The third day I picked them up from VBS and my ten-year-old grandson asked, “Granddaddy, what is a prostitute?”  I hesitated a moment, a little stunned by the question.  Then I told him, “A prostitute is a woman who has sex with men for money. Why do you ask?”

He replied, “I saw a billboard that said, ‘Before meth I had a daughter.  Now I have a prostitute.’  What does that mean?”  I told him, “That means that someone had a daughter they loved very much who became addicted to drugs and started having sex with men for money so she could buy more drugs.  It is a very bad thing.” 

My eight-year old, wanting to be part of the conversation said, “What does all THAT mean, granddaddy?”  I was saved by his older brother who turned to him and said, “Don’t ask.  It’s inappropriate information for us children.”

Teachable moments come when they will.  We cannot predict them.
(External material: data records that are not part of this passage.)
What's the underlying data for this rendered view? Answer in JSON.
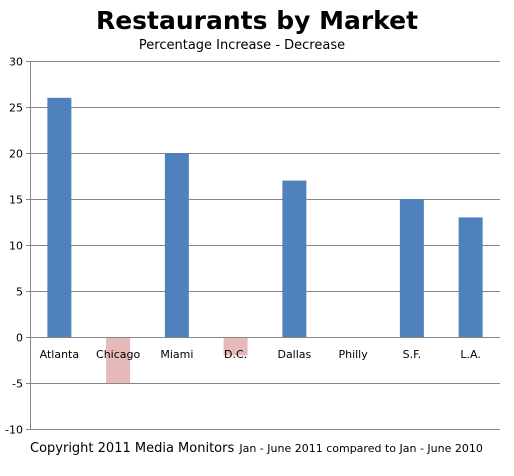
{
  "chart_data": {
    "type": "bar",
    "title": "Restaurants by Market",
    "subtitle": "Percentage Increase - Decrease",
    "categories": [
      "Atlanta",
      "Chicago",
      "Miami",
      "D.C.",
      "Dallas",
      "Philly",
      "S.F.",
      "L.A."
    ],
    "values": [
      26,
      -5,
      20,
      -2,
      17,
      0,
      15,
      13
    ],
    "ylim": [
      -10,
      30
    ],
    "yticks": [
      30,
      25,
      20,
      15,
      10,
      5,
      0,
      -5,
      -10
    ],
    "grid": true,
    "colors": {
      "positive": "#4f81bd",
      "negative": "#e6b9b8"
    }
  },
  "footer": {
    "copyright": "Copyright 2011 Media Monitors",
    "note": "Jan - June 2011 compared to Jan - June 2010"
  }
}
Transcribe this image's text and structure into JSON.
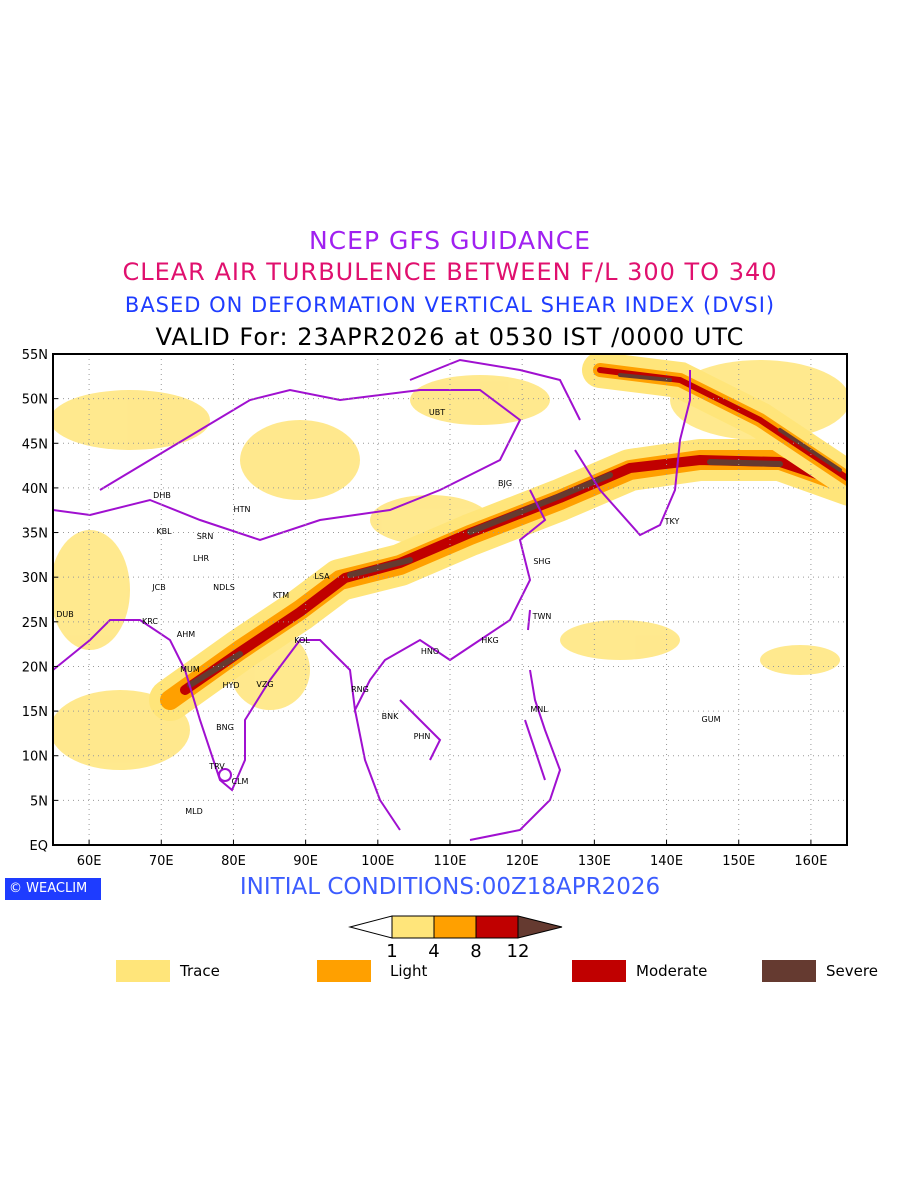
{
  "titles": {
    "line1": "NCEP GFS GUIDANCE",
    "line2": "CLEAR AIR TURBULENCE BETWEEN F/L 300 TO 340",
    "line3": "BASED ON DEFORMATION VERTICAL SHEAR INDEX (DVSI)",
    "line4": "VALID For: 23APR2026 at 0530 IST /0000 UTC"
  },
  "axes": {
    "lat_labels": [
      "EQ",
      "5N",
      "10N",
      "15N",
      "20N",
      "25N",
      "30N",
      "35N",
      "40N",
      "45N",
      "50N",
      "55N"
    ],
    "lon_labels": [
      "60E",
      "70E",
      "80E",
      "90E",
      "100E",
      "110E",
      "120E",
      "130E",
      "140E",
      "150E",
      "160E"
    ]
  },
  "cities": [
    "UBT",
    "BJG",
    "TKY",
    "SHG",
    "TWN",
    "HKG",
    "HNO",
    "MNL",
    "GUM",
    "RNG",
    "BNK",
    "PHN",
    "LSA",
    "KTM",
    "KOL",
    "DHB",
    "HTN",
    "KBL",
    "SRN",
    "LHR",
    "JCB",
    "NDLS",
    "DUB",
    "KRC",
    "AHM",
    "MUM",
    "HYD",
    "VZG",
    "BNG",
    "TRV",
    "CLM",
    "MLD"
  ],
  "footer": {
    "logo": "WEACLIM",
    "logo_symbol": "©",
    "initial_conditions": "INITIAL CONDITIONS:00Z18APR2026"
  },
  "colorbar": {
    "ticks": [
      "1",
      "4",
      "8",
      "12"
    ],
    "colors": [
      "#ffe57a",
      "#ffa000",
      "#c00000",
      "#653a30"
    ]
  },
  "legend": [
    {
      "label": "Trace",
      "color": "#ffe57a"
    },
    {
      "label": "Light",
      "color": "#ffa000"
    },
    {
      "label": "Moderate",
      "color": "#c00000"
    },
    {
      "label": "Severe",
      "color": "#653a30"
    }
  ],
  "colors": {
    "coast": "#a010d0",
    "title1": "#a020f0",
    "title2": "#e0106e",
    "title3": "#1e3cff"
  }
}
It is kind of like playing baseball.  You never know when the ball might be hit your way.  You just have to always be ready to respond in the best way you know how.

Jesus was the master of using the teachable moment with His followers.  Once a group of men brought a woman to Him who had been caught in the act of adultery.  They stood ready to stone her according to the Law of Moses, but Jesus wrote something in the dirt beside her and challenged them.  “Let him who is without sin cast the first stone.”  One by one they dropped their stones and left.  When all were gone Jesus said to her, “Woman, where are they? Did no one condemn you?” She said, “No one, Lord.” And Jesus said, “I do not condemn you, either. Go. From now on sin no more.”

Life is filled with teachable moments when God wants to teach each of us a better way and help us teach our children and grandchildren.